アメリカが戦争を始めるには

2008年7月21日

 最近、気になっていることがある。それは、「アメリカがイランに対して、戦争を仕掛けないだろう。」という予測をしている人たちの多くが、その理由にアメリカの経済状態が、悪いことを挙げている。

 もうひとつの理由は、「アメリカがイラクとアフガニスタンとで戦っている状態で、三つ目の戦争を始めるはずがない。」という予測だ。それを言うなら、最初のアフガニスタン戦争が、完全な勝利に至っていないのに、イラクとの戦争を始めたのも辻褄が合わなくなる。

 これまでの歴史を振り返ってみると、幾つもの国が、ほとんど破滅的な経済状態のなかで、戦争を始めたというケースは、幾らでもある。第四次中東戦争を始めたときのエジプトは、まさにそれであろう。

当時の日本大使は、日本人特派員たちに対して「こんな貧乏国が戦争を始めるわけがないだろう」と言った次の日に戦争が始まった、というジョークとも思える実際の話は有名だ。

大東亜戦争を始めたときの日本も、決して経済的に余裕があったわけでは、なかったのではないか。つまり、一国が戦争を決意するのは、その必要を強く感じた結果であって、決して経済的余裕からではないはずだ。

したがって、現在のアメリカの経済は疲弊しているから、アメリカがイランを攻撃しないだろう、という予測はすべきではなかろう。

アメリカは現在、アフガニスタンとイラクで、二つの戦争を同時に遂行しているから、三つ目の戦争を始めることはないという予測も、必ずしも正しくないのではないか。

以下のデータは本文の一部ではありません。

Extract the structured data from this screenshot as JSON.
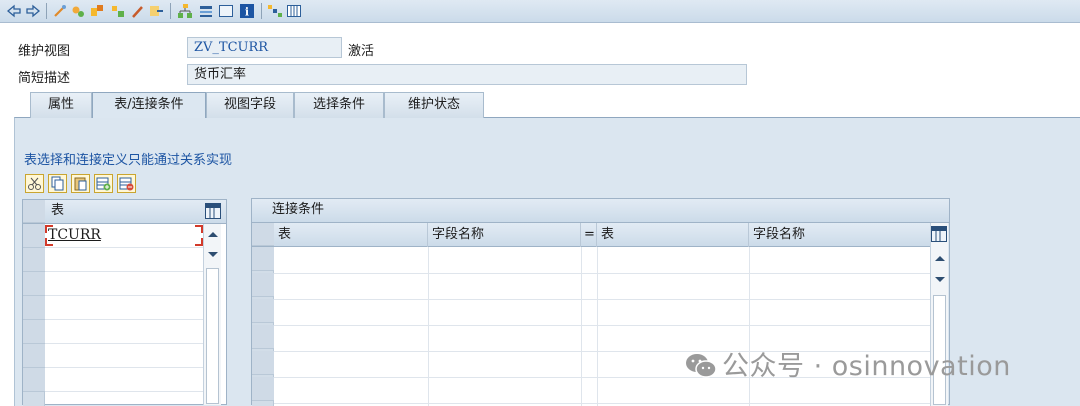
{
  "header": {
    "view_label": "维护视图",
    "view_value": "ZV_TCURR",
    "status": "激活",
    "desc_label": "简短描述",
    "desc_value": "货币汇率"
  },
  "tabs": [
    {
      "label": "属性",
      "active": false
    },
    {
      "label": "表/连接条件",
      "active": true
    },
    {
      "label": "视图字段",
      "active": false
    },
    {
      "label": "选择条件",
      "active": false
    },
    {
      "label": "维护状态",
      "active": false
    }
  ],
  "info_text": "表选择和连接定义只能通过关系实现",
  "tables_grid": {
    "header": "表",
    "rows": [
      "TCURR",
      "",
      "",
      "",
      "",
      "",
      ""
    ]
  },
  "join_grid": {
    "title": "连接条件",
    "columns": [
      "表",
      "字段名称",
      "=",
      "表",
      "字段名称"
    ],
    "rows": 6
  },
  "watermark": "公众号 · osinnovation",
  "icons": {
    "toolbar": [
      "back-icon",
      "forward-icon",
      "other-object-icon",
      "display-change-icon",
      "activate-icon",
      "where-used-icon",
      "object-list-icon",
      "check-icon",
      "hierarchy-icon",
      "layout-icon",
      "info-icon",
      "tree-icon",
      "table-icon"
    ],
    "mini_toolbar": [
      "cut-icon",
      "copy-icon",
      "paste-icon",
      "insert-row-icon",
      "delete-row-icon"
    ]
  },
  "colors": {
    "accent": "#1d55a3",
    "panel": "#dbe6f0",
    "highlight": "#d2b25a"
  }
}
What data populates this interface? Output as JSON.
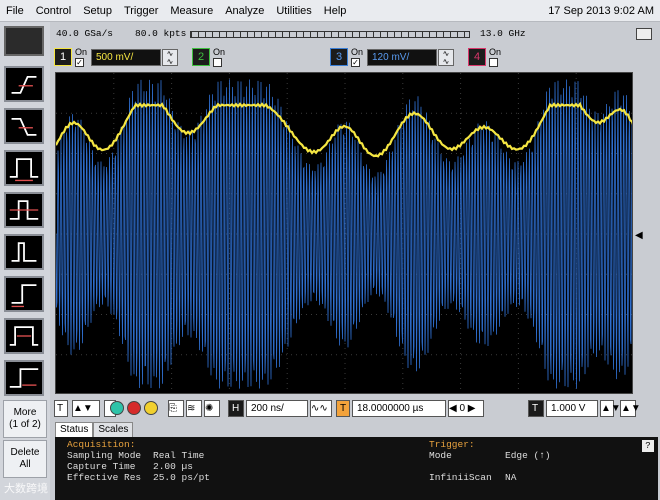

戦争には色々なパターンがある。日本がやる全面戦争、つまり自滅型戦争もあれば、双方がある程度相手を攻撃して、話し合いに入る交渉の糸口を作るための戦争、恫喝のための戦争、相手に経済的損失を与えるための戦争など、戦争には色々の種類と、その目的があるのだ。

アメリカがイランを攻撃するとすれば、空爆に限定されたものである可能性が極めて高いだろう。イラン領土内に何十万人もの陸軍を送り込んで、陸上戦闘を展開することはあるまい。

アメリカはいま、イラクとの国境アフワーズと、アゼルバイジャン側と、バルチスタン側から、破壊工作を行っているものと思われるが、それに加え、イラン国民に大きなショックを与える、空爆を行うことによって、イラン国民に体制打倒を促すという作戦もあろう。

戦争を始めるのは、財布を見てから、ということは正しい判断ではなかろう。そして、いまアメリカ軍に足りないのは、陸上戦闘用の兵士であって、空軍や海軍ではないことを忘れてはなるまい。